Because it was that important, the Spaniards recognized its position (in 1570 Spanish king Philip II made it the official language of New Spain/Mexico). That's the reason why it didn't collapse with the fall of the Aztec empire. On the contrary. Under the nominal Spanish rule, it even grew. Nahuatl speaking peoples from down south Mexico moved and established colonies in what today is Texas, New Mexico, and Arizona. They even, together with the Spaniards, crossed the Pacific Ocean and arrived in the Philippines where their Nahuatl language influenced Tagalog, the national language of that country (like the word tianggê, market, from the Nahuatl word tianquiztli). Although the script was replaced by the latin alphabet in the 16th century, the language florished and until the late 18th and early 19th century, most Mexicans (whether they were spanish or native) spoke Nahuatl, not Spanish. It was only in 1770 that the Spanish empire called for the elimination of the indigenous languages. From that time onwards the real hispanization of Mexico took place, something that became even more a reality with the independence of Creole governed Mexico (1821) when a real repression of the native languages started. Today, the Mexican state recognises (and officialy stimulates) Nahuatl and the other native languages within its borders.

This is how it sounds like


The second Central American (and Mexican) language here, is a Maya language. Most people think there's only one Maya language and only one Maya people. But this is not true. In Guatemala alone there are almost 25 different Maya peoples, all with their own language. The Mayan languages are often completely different from each other and speakers of the two biggest ones (the K'iche' language in Guatemala with approx. 1 million speakers, and the Yucatec language with approx. 800.000 speakers) cannot communicate with each other in their own language.

The language presented here is Yucatec Maya (Màaya T'aan), the language of the Yucatec peninsula.

The Maya script is the most famous of all Mesoamerican scripts.
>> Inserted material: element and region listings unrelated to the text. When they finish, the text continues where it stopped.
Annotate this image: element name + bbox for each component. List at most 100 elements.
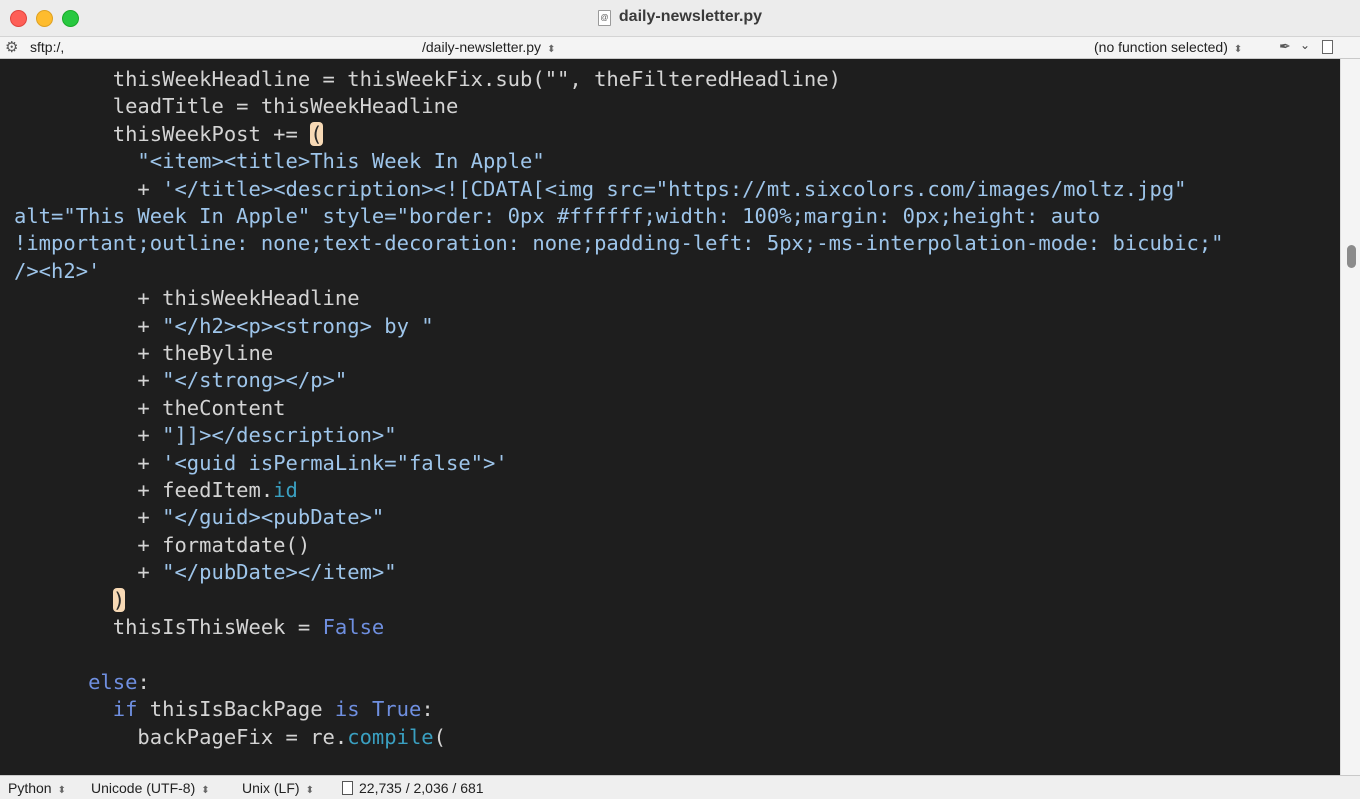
- code-token: "]]></description>": [162, 423, 397, 448]
- language-menu[interactable]: Python ⬍: [8, 780, 66, 796]
- code-token: + theContent: [14, 395, 286, 420]
- code-token: "</strong></p>": [162, 368, 348, 393]
- code-line[interactable]: + "</guid><pubDate>": [14, 504, 384, 531]
- code-token: '<guid isPermaLink="false">': [162, 450, 508, 475]
- code-token: + formatdate(): [14, 532, 311, 557]
- code-line[interactable]: + formatdate(): [14, 532, 310, 559]
- document-stats[interactable]: 22,735 / 2,036 / 681: [342, 780, 484, 796]
- file-path-menu[interactable]: sftp:/,: [30, 39, 64, 55]
- navigation-bar: ⚙ sftp:/, /daily-newsletter.py ⬍ (no func…: [0, 37, 1360, 59]
- chevron-down-icon[interactable]: ⌄: [1300, 38, 1310, 52]
- code-token: alt="This Week In Apple" style="border: …: [14, 204, 1101, 228]
- code-token: "</h2><p><strong> by ": [162, 313, 434, 338]
- code-token: "</guid><pubDate>": [162, 505, 385, 530]
- code-token: !important;outline: none;text-decoration…: [14, 231, 1224, 256]
- function-menu-label: (no function selected): [1094, 39, 1228, 55]
- window-title-text: daily-newsletter.py: [618, 8, 763, 25]
- code-line[interactable]: if thisIsBackPage is True:: [14, 696, 434, 723]
- code-token: +: [14, 176, 163, 201]
- pin-icon[interactable]: ✒: [1279, 38, 1291, 55]
- code-token: is: [334, 697, 360, 722]
- file-menu-label: /daily-newsletter.py: [422, 39, 542, 55]
- code-token: "<item><title>This Week In Apple": [137, 149, 545, 174]
- document-icon: [342, 781, 353, 795]
- code-token: + feedItem.: [14, 478, 274, 502]
- code-editor[interactable]: thisWeekHeadline = thisWeekFix.sub("", t…: [0, 59, 1340, 775]
- code-token: +: [14, 560, 163, 585]
- code-token: else: [88, 669, 138, 694]
- updown-icon: ⬍: [201, 785, 210, 796]
- code-token: thisWeekPost +=: [14, 121, 311, 146]
- code-token: "</pubDate></item>": [162, 560, 397, 585]
- matched-bracket: (: [310, 121, 323, 146]
- code-token: +: [14, 450, 163, 475]
- code-token: False: [322, 615, 385, 639]
- updown-icon: ⬍: [1233, 44, 1243, 55]
- window-title: @ daily-newsletter.py: [0, 8, 1360, 26]
- code-line[interactable]: thisWeekHeadline = thisWeekFix.sub("", t…: [14, 66, 841, 93]
- code-line[interactable]: else:: [14, 669, 150, 696]
- status-bar: Python ⬍ Unicode (UTF-8) ⬍ Unix (LF) ⬍ 22,7…: [0, 775, 1360, 799]
- code-line[interactable]: !important;outline: none;text-decoration…: [14, 230, 1224, 257]
- code-line[interactable]: thisWeekPost += (: [14, 121, 323, 148]
- code-line[interactable]: + "]]></description>": [14, 422, 397, 449]
- code-line[interactable]: + thisWeekHeadline: [14, 285, 360, 312]
- code-token: +: [14, 505, 163, 530]
- language-label: Python: [8, 780, 52, 796]
- code-line[interactable]: /><h2>': [14, 258, 100, 285]
- code-line[interactable]: "<item><title>This Week In Apple": [14, 148, 545, 175]
- code-token: +: [14, 423, 163, 448]
- matched-bracket: ): [112, 587, 126, 612]
- line-endings-menu[interactable]: Unix (LF) ⬍: [242, 780, 314, 796]
- code-line[interactable]: ): [14, 587, 126, 614]
- document-icon[interactable]: [1322, 40, 1333, 54]
- document-stats-label: 22,735 / 2,036 / 681: [359, 780, 484, 796]
- encoding-menu[interactable]: Unicode (UTF-8) ⬍: [91, 780, 210, 796]
- code-line[interactable]: + theByline: [14, 340, 273, 367]
- code-line[interactable]: + feedItem.id: [14, 477, 298, 504]
- code-token: backPageFix = re.: [14, 724, 348, 749]
- code-token: + thisWeekHeadline: [14, 286, 360, 311]
- code-token: thisIsBackPage: [137, 697, 335, 722]
- updown-icon: ⬍: [57, 785, 66, 796]
- scrollbar-thumb[interactable]: [1347, 245, 1356, 268]
- code-token: +: [14, 313, 163, 338]
- code-line[interactable]: + "</h2><p><strong> by ": [14, 313, 434, 340]
- code-token: leadTitle = thisWeekHeadline: [14, 94, 459, 119]
- code-line[interactable]: backPageFix = re.compile(: [14, 724, 446, 751]
- document-icon: @: [597, 10, 611, 26]
- updown-icon: ⬍: [305, 785, 314, 796]
- code-line[interactable]: + "</strong></p>": [14, 367, 347, 394]
- vertical-scrollbar[interactable]: [1340, 59, 1360, 775]
- code-token: if: [112, 697, 138, 722]
- code-token: True: [371, 697, 422, 722]
- code-token: id: [273, 478, 298, 502]
- code-line[interactable]: + '</title><description><![CDATA[<img sr…: [14, 176, 1187, 203]
- file-menu[interactable]: /daily-newsletter.py ⬍: [422, 39, 555, 55]
- code-line[interactable]: leadTitle = thisWeekHeadline: [14, 93, 459, 120]
- code-line[interactable]: thisIsThisWeek = False: [14, 614, 385, 641]
- code-line[interactable]: + theContent: [14, 395, 286, 422]
- updown-icon: ⬍: [547, 44, 556, 55]
- title-bar: @ daily-newsletter.py: [0, 0, 1360, 37]
- code-token: + theByline: [14, 341, 274, 365]
- code-token: thisIsThisWeek =: [14, 615, 323, 639]
- code-line[interactable]: alt="This Week In Apple" style="border: …: [14, 203, 1100, 230]
- code-token: (: [433, 724, 446, 749]
- code-token: +: [14, 368, 163, 393]
- function-menu[interactable]: (no function selected) ⬍: [1094, 39, 1242, 55]
- code-token: '</title><description><![CDATA[<img src=…: [162, 176, 1187, 201]
- code-line[interactable]: + "</pubDate></item>": [14, 559, 397, 586]
- code-token: compile: [347, 724, 434, 749]
- code-token: thisWeekHeadline = thisWeekFix.sub("", t…: [14, 67, 841, 91]
- line-endings-label: Unix (LF): [242, 780, 300, 796]
- gear-icon[interactable]: ⚙: [5, 38, 18, 56]
- code-token: :: [137, 669, 150, 694]
- encoding-label: Unicode (UTF-8): [91, 780, 196, 796]
- code-line[interactable]: + '<guid isPermaLink="false">': [14, 450, 508, 477]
Just like others, it was a mixed system with syllabic signs and logograms. The oldest text so far was only recently found and dates to +/- 300BC. In the so called "Classic Period" (AD 250-900), it was extensively used by the mighty kings in the lowlands of the Maya area. Although there are many Maya languages, only one (or perhaps a few) were used for the script. Finally, only a few texts are left from the time just prior to the arrival Spaniards. Four books and a few inscripions in stone. Most books were burned by the Spaniards but the script was in use until at least 1697 when the last independent Maya city state (Tayasal, present day Guatemala) was conquered. Today, Maya people (children and adults alike) are learning to write again with their own script. Just like the Nahuatl language however, the Maya languages (most of them) never died out and weren't persecuted by the Spanish empire before 1770.











oldest Maya writing







Classic Period writing & one of the four surving books (the codex Dresden) of the period just before the Spanish arrival


South America
South America has the most native languages and also the biggest ones in terms of speakers. The absolute leader here (and in the entire hemisphere) is Quechua, the language of the Incan Empire. There are many variants of the Quechua language and scholars don't agree how to call them. Some speak of different languages, others of dialects or groupings. It seems quite save to say that there are three clusters. One, Southern Quechua (the language spoken in Bolivia, Argentina, Chile en southern Peru, which is also the language of the people in Cusco) is known as Runa Simi (People's Tongue) to its more than 5 million speakers. The other big one is Northern Quechua (mainly concentrated in Ecuador and the Amazonian lowlands of northern Peru), is known in Ecuador as Kichwa Shimi, and has about 3 million speakers. The third one is a lot smaller, and a lot more different than the other two. It is commonly known as Quechua I, Waywash or Quechua Central. The last name shows its geopgraphic position, in between northern and southern Quechua. There are probably less than half a million speakers.